Electronic noise of warm electrons in semiconductors from first-principles

TL;DR

This paper develops a first-principles, parameter-free theory to analyze electronic noise in semiconductors, revealing how microscopic relaxation processes influence noise characteristics.

Contribution

It introduces a novel first-principles formalism for electronic noise in semiconductors, avoiding adjustable parameters and linking spectral features to relaxation time scales.

Findings

Spectral features originate from momentum and energy relaxation time scales.

Optical phonon scattering dominates despite disparate relaxation processes.

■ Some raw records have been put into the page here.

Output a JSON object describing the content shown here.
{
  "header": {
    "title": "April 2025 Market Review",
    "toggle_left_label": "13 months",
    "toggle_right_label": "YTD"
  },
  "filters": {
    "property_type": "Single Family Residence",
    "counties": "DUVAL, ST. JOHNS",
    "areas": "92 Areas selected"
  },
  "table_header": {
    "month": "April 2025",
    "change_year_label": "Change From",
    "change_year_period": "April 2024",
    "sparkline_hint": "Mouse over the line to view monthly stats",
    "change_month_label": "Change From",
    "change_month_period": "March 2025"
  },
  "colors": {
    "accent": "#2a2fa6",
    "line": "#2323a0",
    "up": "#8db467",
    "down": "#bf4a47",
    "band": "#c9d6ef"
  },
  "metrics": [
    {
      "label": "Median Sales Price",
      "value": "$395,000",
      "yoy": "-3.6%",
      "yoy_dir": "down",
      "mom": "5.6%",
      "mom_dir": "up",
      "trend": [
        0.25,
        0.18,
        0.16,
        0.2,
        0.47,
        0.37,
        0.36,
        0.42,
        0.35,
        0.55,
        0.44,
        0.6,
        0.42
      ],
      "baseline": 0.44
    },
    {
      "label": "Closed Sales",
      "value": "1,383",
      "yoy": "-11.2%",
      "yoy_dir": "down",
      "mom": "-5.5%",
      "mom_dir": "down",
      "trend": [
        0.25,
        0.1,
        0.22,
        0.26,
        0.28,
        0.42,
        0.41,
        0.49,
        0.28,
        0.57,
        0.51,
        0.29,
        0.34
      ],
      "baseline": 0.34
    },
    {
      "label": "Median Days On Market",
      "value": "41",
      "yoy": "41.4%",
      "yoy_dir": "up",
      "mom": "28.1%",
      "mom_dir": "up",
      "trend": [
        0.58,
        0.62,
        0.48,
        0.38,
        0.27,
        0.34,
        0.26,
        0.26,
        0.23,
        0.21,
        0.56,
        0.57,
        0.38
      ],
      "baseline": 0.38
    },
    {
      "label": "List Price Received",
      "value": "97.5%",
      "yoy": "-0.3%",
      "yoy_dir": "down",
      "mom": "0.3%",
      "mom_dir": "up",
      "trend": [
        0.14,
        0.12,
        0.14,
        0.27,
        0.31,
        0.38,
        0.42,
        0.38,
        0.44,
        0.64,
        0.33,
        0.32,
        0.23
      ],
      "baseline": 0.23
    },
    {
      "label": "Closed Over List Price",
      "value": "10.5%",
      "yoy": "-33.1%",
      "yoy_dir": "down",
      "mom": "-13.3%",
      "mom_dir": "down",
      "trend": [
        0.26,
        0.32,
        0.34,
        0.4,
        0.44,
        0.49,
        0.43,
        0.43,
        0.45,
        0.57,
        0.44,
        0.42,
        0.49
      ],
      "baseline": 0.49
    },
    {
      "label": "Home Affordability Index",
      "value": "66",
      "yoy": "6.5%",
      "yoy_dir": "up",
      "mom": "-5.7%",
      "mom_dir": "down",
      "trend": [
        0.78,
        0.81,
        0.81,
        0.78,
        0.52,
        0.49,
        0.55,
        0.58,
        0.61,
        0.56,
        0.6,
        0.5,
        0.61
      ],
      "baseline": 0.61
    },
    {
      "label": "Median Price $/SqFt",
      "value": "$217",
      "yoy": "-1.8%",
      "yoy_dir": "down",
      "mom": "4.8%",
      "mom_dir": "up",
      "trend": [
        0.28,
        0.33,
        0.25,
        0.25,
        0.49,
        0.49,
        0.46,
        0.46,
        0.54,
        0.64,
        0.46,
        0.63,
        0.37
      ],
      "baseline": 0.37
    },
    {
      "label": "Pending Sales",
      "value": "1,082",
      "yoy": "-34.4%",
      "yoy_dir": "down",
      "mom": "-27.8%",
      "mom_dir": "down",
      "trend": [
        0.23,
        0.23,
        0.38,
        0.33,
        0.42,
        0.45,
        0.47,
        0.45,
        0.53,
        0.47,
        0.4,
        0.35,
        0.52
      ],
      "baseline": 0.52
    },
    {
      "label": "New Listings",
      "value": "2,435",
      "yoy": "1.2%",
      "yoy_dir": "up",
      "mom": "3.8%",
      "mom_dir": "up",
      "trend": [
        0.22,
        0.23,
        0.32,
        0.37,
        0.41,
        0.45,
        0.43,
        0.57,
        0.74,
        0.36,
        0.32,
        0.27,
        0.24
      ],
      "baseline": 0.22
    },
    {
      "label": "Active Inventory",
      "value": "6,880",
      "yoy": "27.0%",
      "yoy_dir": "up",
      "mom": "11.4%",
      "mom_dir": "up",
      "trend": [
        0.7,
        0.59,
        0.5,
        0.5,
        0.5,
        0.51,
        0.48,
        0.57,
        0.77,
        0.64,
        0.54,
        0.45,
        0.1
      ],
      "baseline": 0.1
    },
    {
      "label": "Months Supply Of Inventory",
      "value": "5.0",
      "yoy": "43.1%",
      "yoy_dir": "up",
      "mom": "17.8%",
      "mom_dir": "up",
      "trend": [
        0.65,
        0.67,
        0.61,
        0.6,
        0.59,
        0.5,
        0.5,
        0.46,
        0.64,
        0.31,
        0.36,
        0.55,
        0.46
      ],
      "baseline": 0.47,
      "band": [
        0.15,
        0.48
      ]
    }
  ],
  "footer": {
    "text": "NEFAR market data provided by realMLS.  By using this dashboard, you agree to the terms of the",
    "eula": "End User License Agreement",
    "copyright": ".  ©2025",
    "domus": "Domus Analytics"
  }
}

Method applied successfully to GaAs, demonstrating practical utility.

Abstract

The ab-initio theory of low-field electronic transport properties such as carrier mobility in semiconductors is well-established. However, an equivalent treatment of electronic fluctuations about a non-equilibrium steady state, which are readily probed experimentally, remains less explored. Here, we report a first-principles theory of electronic noise for warm electrons in semiconductors. In contrast with typical numerical methods used for electronic noise, no adjustable parameters are required in the present formalism, with the electronic band structure and scattering rates calculated from first-principles. We demonstrate the utility of our approach by applying it to GaAs and show that spectral features in AC transport properties and noise originate from the disparate time scales of momentum and energy relaxation, despite the dominance of optical phonon scattering. Our formalism enables a parameter-free approach to probe the microscopic transport processes that give rise to electronic noise in semiconductors.